Tahukah anda, ukiran kayu suku asmat merupakan salah satu ukiran yang terbaik di dunia. Suku asmat adalah suku terbesar di Papua yang memiliki ciri fisik berkulit hitam, berambut keriting, dan tubuhnya cukup tinggi. Bagi mereka, seni ukir kayu merupakan sebuah perwujudan untuk menghormati arwah para leluhur.
Di Papua, suku asmat terbagi menjadi dua populasi yaitu suku yang hidup di pedalaman hutan dan suku yang hidup di pesisir pantai. Yang menarik, keduanya mempunyai dialek bahasa, struktur sosial, cara hidup, upacara ritual yang berbeda-beda satu sama lain. Kemudian, suku asmat pesisir pantai bisa dipisah lagi menjadi dua kelompok yakni suku simai dan suku bisman.
Keseimbangan dengan alam merupakan prinsip hidup yang utama bagi suku asmat, suku yang tersohor akan keindahan seni ukir kayunya ini. Pun seni ukir juga menjadi bagian atau kebiasaan hidup yang penting bagi suku ini. Ukiran kayu umumnya digunakan oleh suku asmat untuk mengenang arwah para leluhur sekaligus menghormatinya.
Karakteristik ukiran khas dari suku asmat adalah pembuatannya yang dilakukan tanpa pola yang terikat sehingga tidak ada satu pun karya yang wujudnya sama persis.

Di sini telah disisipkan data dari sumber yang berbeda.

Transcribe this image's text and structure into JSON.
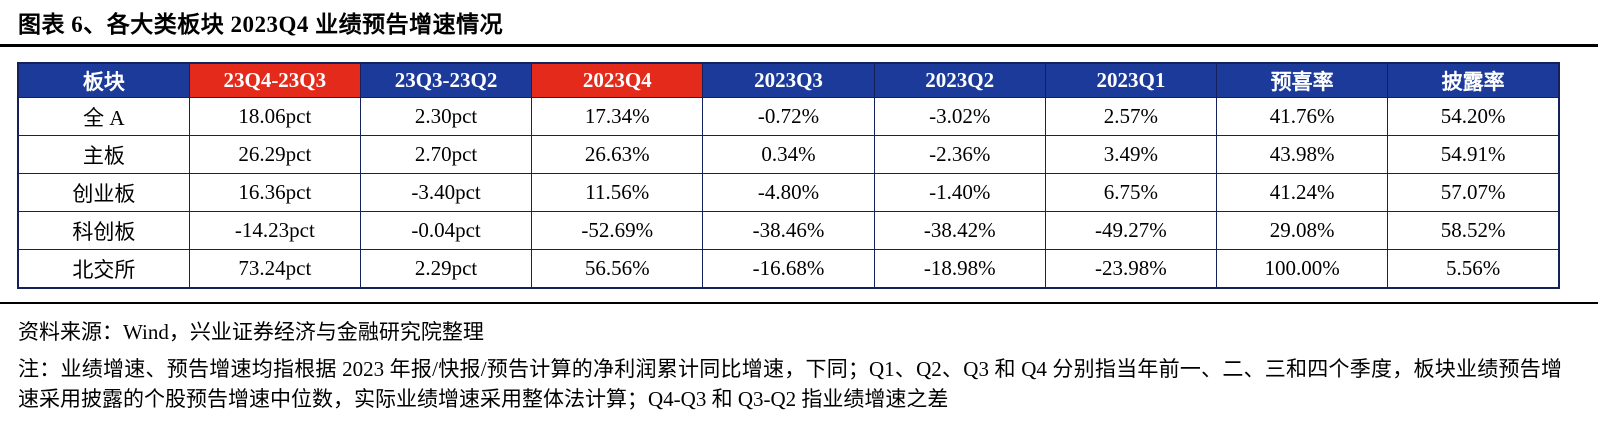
{
  "title": "图表 6、各大类板块 2023Q4 业绩预告增速情况",
  "source": "资料来源：Wind，兴业证券经济与金融研究院整理",
  "note": "注：业绩增速、预告增速均指根据 2023 年报/快报/预告计算的净利润累计同比增速，下同；Q1、Q2、Q3 和 Q4 分别指当年前一、二、三和四个季度，板块业绩预告增速采用披露的个股预告增速中位数，实际业绩增速采用整体法计算；Q4-Q3 和 Q3-Q2 指业绩增速之差",
  "colors": {
    "header_blue": "#1b3a9a",
    "header_red": "#e42a1a",
    "grid_border": "#14215c",
    "title_rule": "#000000"
  },
  "chart_data": {
    "type": "table",
    "title": "图表 6、各大类板块 2023Q4 业绩预告增速情况",
    "columns": [
      "板块",
      "23Q4-23Q3",
      "23Q3-23Q2",
      "2023Q4",
      "2023Q3",
      "2023Q2",
      "2023Q1",
      "预喜率",
      "披露率"
    ],
    "red_header_columns": [
      1,
      3
    ],
    "rows": [
      [
        "全 A",
        "18.06pct",
        "2.30pct",
        "17.34%",
        "-0.72%",
        "-3.02%",
        "2.57%",
        "41.76%",
        "54.20%"
      ],
      [
        "主板",
        "26.29pct",
        "2.70pct",
        "26.63%",
        "0.34%",
        "-2.36%",
        "3.49%",
        "43.98%",
        "54.91%"
      ],
      [
        "创业板",
        "16.36pct",
        "-3.40pct",
        "11.56%",
        "-4.80%",
        "-1.40%",
        "6.75%",
        "41.24%",
        "57.07%"
      ],
      [
        "科创板",
        "-14.23pct",
        "-0.04pct",
        "-52.69%",
        "-38.46%",
        "-38.42%",
        "-49.27%",
        "29.08%",
        "58.52%"
      ],
      [
        "北交所",
        "73.24pct",
        "2.29pct",
        "56.56%",
        "-16.68%",
        "-18.98%",
        "-23.98%",
        "100.00%",
        "5.56%"
      ]
    ]
  }
}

Tema nenek moyang atau mbis merupakan tema yang paling banyak dipakai oleh pemahat dari suku ini. Sering juga ditemui tema ukiran yang lain, misalnya perahu atau wuramon sebagai simbol perahu arwah yang mengantarkan arwah leluhur ke alam baka serta tema flora dan fauna seperti kasuari, cendrawasih, dan bunga-bungaan.
Percayakah anda, dalam membuat sebuah ukiran, orang asmat hanya menggunakan alat bantu berupa batu yang tajam. Oleh karena itu, batu adalah barang yang paling berharga di suku ini. Bahkan batu juga bisa menjadi sebuah mas kawin yang sangat diperhitungkan nilainya. Selain itu, batu biasa dipakai pula untuk membuat peralatan rumah tangga semisal pisau, kapak, palu, dan lain-lain.
Ukiran kayu suku asmat adalah kekayaan seni yang sungguh berharga bagi Indonesia. Kualitas ukirannya sangat otentik dan bernilai seni tinggi. Tidak heran, ukiran-ukiran dari suku asmat ini mendunia sampai ke belahan bumi Amerika dan Eropa.
Untuk pewarnaannya, masyarakat suku asmat punya selera tersendiri dalam pemilihan warna seni ukir. Warna-warni yang biasanya digunakan adalah hitam, putih, dan merah yang dibuat dari tumbuh-tumbuhan. Hitam sebagai simbol kulit, putih sebagai simbol tulang, dan merah sebagai simbol daging. Adapun untuk bahan kayu, biasanya mereka memanfaatkan kayu jati dan kayu sagu yang banyak tumbuh di Papua.
Museum Suku Asmat
Menyusul mendunianya seni ukir kayu asmat, pemerintah beserta warga setempat berinisiatif mendirikan Museum Suku Asmat pada Agustus 1973. Museum ini merupakan rumah bagi ratusan koleksi-koleksi benda budaya milik suku asmat. Bagi anda yang berniat melancong ke Kabupaten Asmat, Provinsi Papua, museum ini wajib anda kunjungi karena akan menjadi jalan masuk yang kuat untuk menelusuri peradaban dari suku tertua di Pulau Papua.